Many if not most classificaiton problems in the social sciences concern imbalanced data. But why can't we just train a classifier on a randomly sampled set of 2000 annotated observations? Let's try!

In [45]:
# load relevant packages
from sklearn.model_selection import train_test_split
import numpy as np
from sklearn.feature_extraction.text import CountVectorizer
from sklearn.pipeline import Pipeline
from sklearn.model_selection import RandomizedSearchCV
from sklearn.linear_model import LogisticRegression as LogReg
from sklearn.metrics import accuracy_score, f1_score, precision_score, recall_score

# generate a random sample of 2000 tweets
rndsmpl = tweets.sample(n=2000,  random_state=42)

# divide into training and test set
X_train, X_test, y_train, y_test = train_test_split(
    rndsmpl.text,
    rndsmpl.annotation,
    test_size=0.20,
    random_state=42
)
X_train = np.array(X_train)
X_test = np.array(X_test)

# fit
pipe = Pipeline([('count', CountVectorizer()), ('LogReg', LogReg())])
pipe.fit(X_train, y_train)

# classify test set and show performance
y_pred = pipe.predict(X_test)
print("Accuracy: ", accuracy_score(y_test, y_pred))

Accuracy:  0.9725


**We can see that the accuracy of the classifier is actually *a-ma-zing*, classfying more than 90% of our samples correctly!** 

So why would we bother *at all* with all this complicated sampling? The issue becomes visible once we delve deeper into our classifier's predictions:

In [46]:
pd.crosstab(y_test, y_pred)

col_0,0.0
annotation,Unnamed: 1_level_1
0.0,389
1.0,11


This table shows how the 400 observations in the test set are annotated (rows) and how our classifier judges their content (columns). We can see that there are two rows for each label - 389 non-related tweets and 11 tweets about immigration - but just one column for the preedictions of unrelated content. What is going on? 

In [48]:
sum(y_pred)

0.0

Calculating the sum of our precicted labels, we can see that **not a single observation** has been classified as content about refugees! 

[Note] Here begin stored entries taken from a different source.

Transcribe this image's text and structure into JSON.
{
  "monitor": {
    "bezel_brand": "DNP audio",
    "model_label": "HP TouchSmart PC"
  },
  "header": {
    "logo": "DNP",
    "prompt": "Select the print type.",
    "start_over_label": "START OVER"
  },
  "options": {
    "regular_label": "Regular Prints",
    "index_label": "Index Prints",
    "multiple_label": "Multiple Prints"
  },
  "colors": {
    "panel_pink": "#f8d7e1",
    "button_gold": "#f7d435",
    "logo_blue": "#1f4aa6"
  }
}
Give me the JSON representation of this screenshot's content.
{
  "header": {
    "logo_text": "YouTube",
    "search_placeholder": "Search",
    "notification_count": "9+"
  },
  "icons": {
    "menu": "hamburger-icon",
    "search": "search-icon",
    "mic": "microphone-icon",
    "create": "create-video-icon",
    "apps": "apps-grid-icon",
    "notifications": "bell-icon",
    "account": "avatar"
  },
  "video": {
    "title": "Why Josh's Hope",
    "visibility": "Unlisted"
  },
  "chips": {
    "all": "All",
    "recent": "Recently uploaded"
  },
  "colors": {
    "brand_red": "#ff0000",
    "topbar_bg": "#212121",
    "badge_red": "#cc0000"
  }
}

**THE CLASSIFIER IS CHEATING!!**

![](https://media1.giphy.com/media/zz2a5ctsXTzkidQVSM/giphy.gif?cid=ecf05e47tmun8g4semdtsqem51bish1mvy2z0c4glgbdfjqt&rid=giphy.gif&ct=g)

The classifier just does what it is told, namely to obtain the best fit for the data. Given that a misclassification of eleven labels is not very costly, it just classifies all of them in line with the 95.7% in the majority class, as there is no better fit for the data.